Fragmentos:
En
efecto, la pasión es como el crimen, no se acomoda bien al orden y
al bienestar asegurados, y toda alteración de la tranquila
existencia burguesa, toda confusión y trastorno del mundo son bien
recibidos, pues suscitan la vaga esperanza de poder sacar algún
provecho de ellos. Así, también Aschenbach experimentó una obscura
satisfacción ante el gran acontecimiento que la superioridad
procuraba ocultar en los callejones de Venecia, aquel vergonzante
secreto de toda una ciudad, que se fundía con su secreto personal
más íntimo, que tanto le importaba conservar intacto. Lo único que
al fogoso enamorado podía preocuparle era la posibilidad de que
Tadzio partiera, y hubo de confesarse que, de ocurrir esto, carecería
de fuerzas para seguir viviendo.
***
Pues
la belleza, Faidros, recuérdalo, sólo la belleza, es divina y a la
vez tangible, y, por tanto, la única senda para lo sensible; es,
pequeño Faidros, la senda del artista hacia el espíritu. Mas,
¿acaso imaginas, querido, que la sabiduría y la dignidad varonil
pudieran jamás ser alcanzadas por aquel cuyo camino hacía lo
espiritual le conduce a través de los sentidos? O, ¿crees más
bien, quizá (y lo dejo a tu libre elección) que este camino
delicioso, pero sembrado de peligros, es un falso camino de errores y
pecados, que necesariamente ha de llevar a la locura? Debes saber que
nosotros, los poetas, no podemos seguir el camino de la belleza sin
que el dios Eros se nos imponga como compañero y como guía; y que
por muy héroes que seamos, a nuestro modo peculiar, por muy
aguerridos que nos creamos, somos como mujeres, pues sólo podemos
elevarnos mediante la pasión, y nuestro anhelo ha de ser siempre
amor: ésta es nuestra grandeza y nuestra miseria. ¿No comprendes
que nosotros, los poetas, no podemos ser sabios ni dignos y que
forzosamente hemos de desviarnos por los senderos de lo absurdo,
hemos de ser livianos, meros aventureros de los sentimientos? Nuestra
postura de maestros, nuestro estilo, son pura mentira y tontería,
nuestra fama y renombre son pura farsa; la confianza de las masas, en
extremo ridícula, y la educación del pueblo y de la juventud
mediante el arte, una empresa osadísima que debería estar prohibida.

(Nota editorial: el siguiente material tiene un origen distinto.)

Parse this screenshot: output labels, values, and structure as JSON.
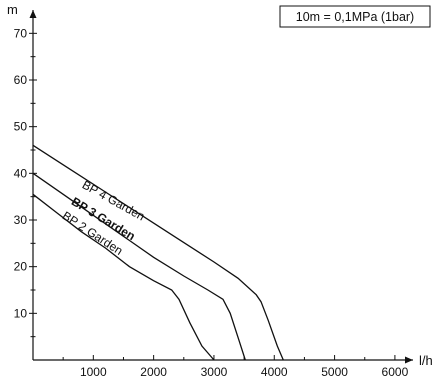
{
  "chart_data": {
    "type": "line",
    "title": "",
    "xlabel": "l/h",
    "ylabel": "m",
    "xlim": [
      0,
      6300
    ],
    "ylim": [
      0,
      75
    ],
    "x_ticks": [
      1000,
      2000,
      3000,
      4000,
      5000,
      6000
    ],
    "y_ticks": [
      10,
      20,
      30,
      40,
      50,
      60,
      70
    ],
    "x_minor_step": 500,
    "y_minor_step": 5,
    "grid": false,
    "legend": "none",
    "annotation": "10m = 0,1MPa (1bar)",
    "series": [
      {
        "name": "BP 4 Garden",
        "bold": false,
        "label_at": [
          4200,
          37
        ],
        "label_angle": -29,
        "points": [
          [
            0,
            46
          ],
          [
            600,
            41
          ],
          [
            1200,
            36
          ],
          [
            1800,
            31
          ],
          [
            2400,
            26
          ],
          [
            3000,
            21
          ],
          [
            3400,
            17.5
          ],
          [
            3700,
            14
          ],
          [
            3780,
            12.5
          ],
          [
            3900,
            8.5
          ],
          [
            4050,
            3
          ],
          [
            4150,
            0
          ]
        ]
      },
      {
        "name": "BP 3 Garden",
        "bold": true,
        "label_at": [
          4020,
          33.5
        ],
        "label_angle": -31,
        "points": [
          [
            0,
            40
          ],
          [
            500,
            35.5
          ],
          [
            1000,
            31
          ],
          [
            1500,
            26.5
          ],
          [
            2000,
            22
          ],
          [
            2500,
            18
          ],
          [
            2900,
            15
          ],
          [
            3150,
            13
          ],
          [
            3270,
            10
          ],
          [
            3420,
            4
          ],
          [
            3520,
            0
          ]
        ]
      },
      {
        "name": "BP 2 Garden",
        "bold": false,
        "label_at": [
          3870,
          30.5
        ],
        "label_angle": -33,
        "points": [
          [
            0,
            35.5
          ],
          [
            400,
            31.5
          ],
          [
            800,
            27.5
          ],
          [
            1200,
            24
          ],
          [
            1600,
            20
          ],
          [
            2000,
            17
          ],
          [
            2300,
            15
          ],
          [
            2420,
            13
          ],
          [
            2600,
            8
          ],
          [
            2800,
            3
          ],
          [
            3000,
            0
          ]
        ]
      }
    ]
  }
}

En efecto, ¿cómo podría ser buen educador el que lleva en su pecho
una inclinación incorregible y natural hacia el abismo? ¡Cuánto
nos agradaría, naturalmente, renegar de esta inclinación y cobrar
dignidad! Mas, por mucho que nos debatamos, el abismo nos atrae. Y
así, renunciamos, verbigracia, al conocimiento disolvente, pues el
conocimiento, oh Faidros, no ofrece la menor dignidad ni el menor
rigor; sabe, comprende y perdona, sin adoptar ninguna auténtica
actitud, amorfamente; nuestras simpatías van sólo dirigidas al
abismo, porque somos abismo. De modo que reprobamos el conocimiento
con toda decisión, y en adelante toda nuestra ambición se cifra
únicamente en la belleza, esto es en una sencillez, una grandeza, y
un rigor renovado de la forma, la libertad, lo accidental y
secundario. Mas forma y libertad, oh Faidros, conducen a la
embriaguez y al deseo pasional, y en ocasiones arrastran al hombre
noble y generoso a horripilantes pecados afectivos, que su propia
disciplina ―tan
hermosa―
reprueba como infames; también ellas conducen al abismo, ¡al
abismo! Nosotros, los poetas, te digo, nos vemos arrastrados al
abismo, pues no conseguimos elevarnos, sino sólo extraviarnos por
los dédalos de la pasión. Y ahora, yo me voy, pequeño Faidros; tú
quédate aquí; sólo cuando me hayas perdido de vista podrás irte
también...
***
Thomas
Mann. “La muerte en Venecia”. 1982, Ediciones Destino.